PARTHIA, PARTHIANS
Country in the East that corresponds closely to the current Persian province of Khorasan, not far southeast of the Caspian Sea.
The Parthian kingdom was around 480 km long by 160 to 190 km wide, and its area was slightly larger than that of Scotland.
The first allusion to the Parthians appears in the inscriptions of Darius Hystaspes. In the year 521 B.C. They rebelled against the Persians without any success. They later suffered the rule of Alexander the Great and his eastern successors, the Seleucids.
Around the year 255 BC, Bactria managed to free itself from the Seleucids. The Parthians, under Arsace I, prepared to follow their example.
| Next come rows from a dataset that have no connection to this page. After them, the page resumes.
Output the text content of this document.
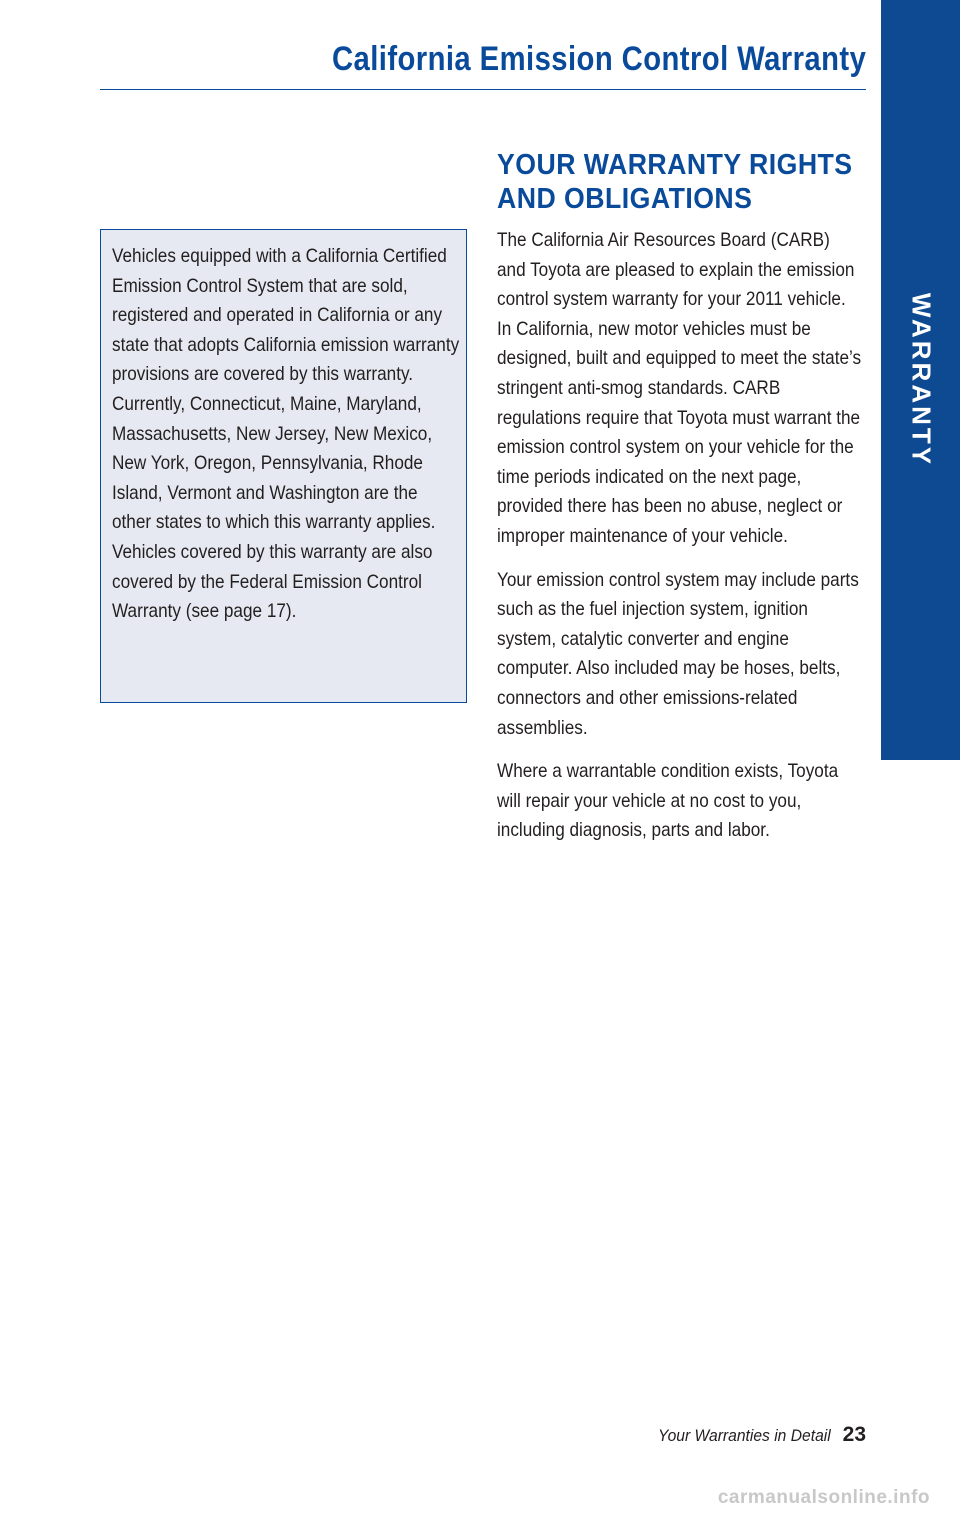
California Emission Control Warranty
WARRANTY

Vehicles equipped with a California Certified Emission Control System that are sold, registered and operated in California or any state that adopts California emission warranty provisions are covered by this warranty. Currently, Connecticut, Maine, Maryland, Massachusetts, New Jersey, New Mexico, New York, Oregon, Pennsylvania, Rhode Island, Vermont and Washington are the other states to which this warranty applies. Vehicles covered by this warranty are also covered by the Federal Emission Control Warranty (see page 17).

YOUR WARRANTY RIGHTS AND OBLIGATIONS

The California Air Resources Board (CARB) and Toyota are pleased to explain the emission control system warranty for your 2011 vehicle. In California, new motor vehicles must be designed, built and equipped to meet the state’s stringent anti-smog standards. CARB regulations require that Toyota must warrant the emission control system on your vehicle for the time periods indicated on the next page, provided there has been no abuse, neglect or improper maintenance of your vehicle.

Your emission control system may include parts such as the fuel injection system, ignition system, catalytic converter and engine computer. Also included may be hoses, belts, connectors and other emissions-related assemblies.

Where a warrantable condition exists, Toyota will repair your vehicle at no cost to you, including diagnosis, parts and labor.

Your Warranties in Detail 23
carmanualsonline.info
The Arsacid dynasty followed the work of Arsace I.
The independence of the Parthian kingdom thus dates back to the year 247 BC. Mithriades I reigned from approximately 174 to 138 BC. The kingdom founded by Arsace I became, under Mithriades I, an immense empire 2,400 km long from east to west, with a width ranging between 160 and 640 km from north to south.
This empire, whose western border was the Euphrates, extended from the Caspian Sea to the Persian Gulf. The capital was Ctesiphon, on the Tigris, opposite Seleucia. Having freed themselves from the Greco-Macedonian yoke, the Parthians fought on numerous occasions against the Romans, against whom they disputed Armenia.
From the year 64 B.C. until 226 AD They prevented the expansion of the Roman Empire towards the east. Between 40 and 37 BC, the Parthian armies invaded Asia Minor and Syria, seizing Jerusalem, sacking it, and proclaiming the last of the Hasmoneans, Antigonus, king of the Jews (Ant. 14:13, 3; Wars 1:13 , 1).
There were Jews from the Parthian empire during the day of Pentecost (Acts 2:9); It is possible that they transmitted the Gospel to the Parthians upon returning to their places of origin.
After almost five centuries of power, the Parthians allowed themselves to be corrupted by luxuries. Led by Ardhéschir, of the Sassanian dynasty, the Persians put an end to Parthian domination, emerging in the year 226 AD. the Second Persian Empire, the so-called empire of the Sassanids.